Now I'm going to give a reverse chronological-order description of my day thus far.
Tonight Amy and I found a great place for margaritas and Mexican about three blocks from the convention center. We got after that. I love margaritas with Mexican food. There's no better taste combination.
Prior to that, we went to a viewing of possibly the most bizarre movie I've ever seen: What The Bleep Do We Know. As I already said, this was a dang crazy movie. This movie explores some discoveries in quantum phsyics and ends with the spiritual implications of quantum physics. It was mind-opening, and I'll probably reflect more on it later.
For lunch, I met with a group of fellow-emergents in a discussion/forum on intergenerational issues. This is close to my heart, as I feel like intergenerational relationships are largely missing from both the emerging church and many late-modern forms of church. I met several bloggers I have read or heard of: Adam, Susie, Wes, and Will. This was a great conversation about the need for intergenerational conversation in this emerging story.
In our Learning Community we had a conversation on truth and the nature of truth. This was one of the best thinking opportunities so far in the convention.
In our preliminary discussion these thoughts were put forth by people:
truth is: the assumptions underlying our conversation which either exclude or include others.
to native peoples truth is imperialism/colonialism, because that's what truth has been used for in their context.
The presenters were Todd Hunter (practitioner) of the Vineyard association and John Franke (theologian) of Biblical Seminary in PA. John co-wrote Beyond Foundationalism. Todd started the commentary with an explanation of epistemology. Presumably, there are things, then theories and ideas about things. Epistemology is the collection of theories/ideas about the theories/idea about the things.
To post-moderns, -colonialists, -industrialists truth isn't the important issue. The important issue has become: is the church a force for good on the earth or a force for evil?
This is an important issue to face in our times.
My question was: in order to reach post-moderns, do we have to change the way we think about truth or do we simply have to change the way we teach about truth? What is apparent, given the fallen nature of modern philosophy, is that we should not consider part of our mission to first convert the lost to a modern/cartesian worldview prior to introducing them to Christ. This is maybe the reason for the disconnect between post-modern young people and the current form of Christianity. It isn't that they don't believe in truth, the Bible or Christ. It's that they (and I) don't accept the modern evangelical views of truth, the Bible and Christ.

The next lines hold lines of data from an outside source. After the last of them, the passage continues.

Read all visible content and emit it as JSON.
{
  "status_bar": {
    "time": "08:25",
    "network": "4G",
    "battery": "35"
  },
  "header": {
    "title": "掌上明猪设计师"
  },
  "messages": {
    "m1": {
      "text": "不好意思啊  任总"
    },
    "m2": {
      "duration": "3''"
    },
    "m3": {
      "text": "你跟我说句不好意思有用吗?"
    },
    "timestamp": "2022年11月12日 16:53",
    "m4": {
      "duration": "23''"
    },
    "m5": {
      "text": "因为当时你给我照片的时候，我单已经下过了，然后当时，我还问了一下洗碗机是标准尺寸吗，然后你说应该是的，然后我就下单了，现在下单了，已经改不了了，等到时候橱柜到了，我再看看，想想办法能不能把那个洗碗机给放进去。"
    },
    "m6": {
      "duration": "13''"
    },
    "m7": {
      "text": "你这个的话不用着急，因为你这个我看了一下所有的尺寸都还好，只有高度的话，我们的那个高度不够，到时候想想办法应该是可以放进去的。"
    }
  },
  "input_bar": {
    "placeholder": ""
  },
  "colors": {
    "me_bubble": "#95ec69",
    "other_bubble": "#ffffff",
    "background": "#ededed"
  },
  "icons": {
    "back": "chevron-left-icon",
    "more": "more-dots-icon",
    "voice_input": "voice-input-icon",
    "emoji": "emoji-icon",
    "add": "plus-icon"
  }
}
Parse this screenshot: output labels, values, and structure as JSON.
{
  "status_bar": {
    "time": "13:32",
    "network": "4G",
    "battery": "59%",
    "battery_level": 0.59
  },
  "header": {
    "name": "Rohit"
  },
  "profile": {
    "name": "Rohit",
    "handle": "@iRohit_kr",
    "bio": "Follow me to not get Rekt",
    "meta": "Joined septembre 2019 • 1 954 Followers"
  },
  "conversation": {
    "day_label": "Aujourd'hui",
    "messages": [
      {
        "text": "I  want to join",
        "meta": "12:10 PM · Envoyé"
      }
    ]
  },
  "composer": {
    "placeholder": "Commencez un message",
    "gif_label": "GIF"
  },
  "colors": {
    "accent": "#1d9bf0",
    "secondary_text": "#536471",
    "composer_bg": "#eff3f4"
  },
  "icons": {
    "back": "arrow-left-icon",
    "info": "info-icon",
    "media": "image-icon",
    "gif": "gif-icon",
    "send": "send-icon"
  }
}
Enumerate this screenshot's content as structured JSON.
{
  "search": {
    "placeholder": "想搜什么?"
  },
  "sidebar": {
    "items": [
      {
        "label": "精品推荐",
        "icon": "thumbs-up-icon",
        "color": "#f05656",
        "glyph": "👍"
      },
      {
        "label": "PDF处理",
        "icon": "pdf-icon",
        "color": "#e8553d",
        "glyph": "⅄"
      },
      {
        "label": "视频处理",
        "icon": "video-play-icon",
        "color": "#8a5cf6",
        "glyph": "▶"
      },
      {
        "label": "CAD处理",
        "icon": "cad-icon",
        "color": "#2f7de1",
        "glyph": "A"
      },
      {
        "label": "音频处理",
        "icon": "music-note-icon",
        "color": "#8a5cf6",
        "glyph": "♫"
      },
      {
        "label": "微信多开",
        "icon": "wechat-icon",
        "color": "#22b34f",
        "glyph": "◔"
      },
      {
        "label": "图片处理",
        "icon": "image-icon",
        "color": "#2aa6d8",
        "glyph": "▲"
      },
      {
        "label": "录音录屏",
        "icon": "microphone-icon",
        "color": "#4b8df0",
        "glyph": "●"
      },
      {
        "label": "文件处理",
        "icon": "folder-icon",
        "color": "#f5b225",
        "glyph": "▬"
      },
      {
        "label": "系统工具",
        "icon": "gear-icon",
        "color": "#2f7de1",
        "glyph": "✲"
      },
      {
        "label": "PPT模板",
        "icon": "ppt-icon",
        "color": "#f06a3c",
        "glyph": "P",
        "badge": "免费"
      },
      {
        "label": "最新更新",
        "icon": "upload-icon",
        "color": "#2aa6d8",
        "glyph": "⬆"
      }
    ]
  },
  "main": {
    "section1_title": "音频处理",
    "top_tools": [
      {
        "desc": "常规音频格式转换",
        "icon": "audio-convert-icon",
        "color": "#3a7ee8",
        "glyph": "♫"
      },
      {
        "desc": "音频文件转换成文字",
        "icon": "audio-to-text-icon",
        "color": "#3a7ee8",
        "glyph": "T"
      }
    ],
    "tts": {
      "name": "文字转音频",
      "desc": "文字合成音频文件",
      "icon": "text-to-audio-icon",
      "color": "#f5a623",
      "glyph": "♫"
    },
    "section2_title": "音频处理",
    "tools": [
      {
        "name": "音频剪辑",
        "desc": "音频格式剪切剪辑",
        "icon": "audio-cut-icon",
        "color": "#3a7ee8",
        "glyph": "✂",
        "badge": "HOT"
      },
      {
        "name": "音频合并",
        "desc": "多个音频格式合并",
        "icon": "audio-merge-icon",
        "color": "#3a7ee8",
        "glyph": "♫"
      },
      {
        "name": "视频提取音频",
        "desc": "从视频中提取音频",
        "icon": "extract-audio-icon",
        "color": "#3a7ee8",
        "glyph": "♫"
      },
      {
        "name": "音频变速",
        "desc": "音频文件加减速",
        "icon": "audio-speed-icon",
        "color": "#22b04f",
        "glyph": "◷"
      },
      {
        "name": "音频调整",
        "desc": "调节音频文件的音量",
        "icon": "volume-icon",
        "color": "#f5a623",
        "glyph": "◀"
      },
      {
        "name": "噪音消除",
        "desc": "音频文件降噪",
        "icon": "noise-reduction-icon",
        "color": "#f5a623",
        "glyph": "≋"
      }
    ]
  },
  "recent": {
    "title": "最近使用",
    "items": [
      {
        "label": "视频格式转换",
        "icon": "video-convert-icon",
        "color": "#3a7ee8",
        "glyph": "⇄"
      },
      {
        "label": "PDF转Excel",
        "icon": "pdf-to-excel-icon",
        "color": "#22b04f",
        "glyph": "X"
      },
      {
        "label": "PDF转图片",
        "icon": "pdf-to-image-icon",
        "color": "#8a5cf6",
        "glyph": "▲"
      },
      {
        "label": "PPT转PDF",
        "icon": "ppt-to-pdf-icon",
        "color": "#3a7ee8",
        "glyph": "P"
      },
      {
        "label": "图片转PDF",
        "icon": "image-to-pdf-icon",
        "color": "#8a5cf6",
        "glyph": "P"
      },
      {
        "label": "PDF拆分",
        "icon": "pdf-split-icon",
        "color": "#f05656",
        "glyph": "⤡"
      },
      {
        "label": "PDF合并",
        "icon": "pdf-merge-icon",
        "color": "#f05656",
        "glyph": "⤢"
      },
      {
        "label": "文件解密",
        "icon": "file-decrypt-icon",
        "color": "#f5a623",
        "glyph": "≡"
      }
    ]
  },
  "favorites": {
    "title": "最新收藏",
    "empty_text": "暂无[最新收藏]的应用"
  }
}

In our current time we are all a blend of modern and post-modern thought and assumptions, because we're between the times. As in modernism and pre-modern thought, there are opportunities and threats for the church in postmodernity.
the problems postmoderns have with truth:
Hermeneutics of finitude- "absolute" truth is humanly unattainable because of our finitude
Hermeneutics of power/suspicion- If "absolute" truth is attainable for humans, it would be harmful, because absolute truth would be absolutely powerful and absolutely dangerous in the hands of corrupt humans.
The scary thing is: People who defend absolute truth not only believe in absolute truth, they believe they have it and others don't.
So: ultimately, truth is contextual, participatory and experiential.
"The truth is, there is no Truth."
As in, we should accept some forms of truth as a means of maintaining a coherent world and thought system. However, there is no overarching truth.
So, what does this mean in christian thought?
The hermeneutics of finitude relates to the doctrine of creation. Man is a creature, and therefore will not be able to attain full knowledge of anything, especially God and His Word.
The hermeneutics of suspicion relates to the doctrine of sin. Because man is corrupt at his core, there will always be a misuse of truth-claims and power.
A christian translation of the credo of post-modernism:
"The truth is, there is Truth, but not for us, only for God."
Or: our knowledge never equates with God's knowledge, and probably never will.
All truth statements are contextual.
one participant restated this in this way:
"The truth leads me to trust that their is a Truth."
This whole day challenged me intellectually a lot. It's almost time to go back down to the convention center for the general session, followed by worship.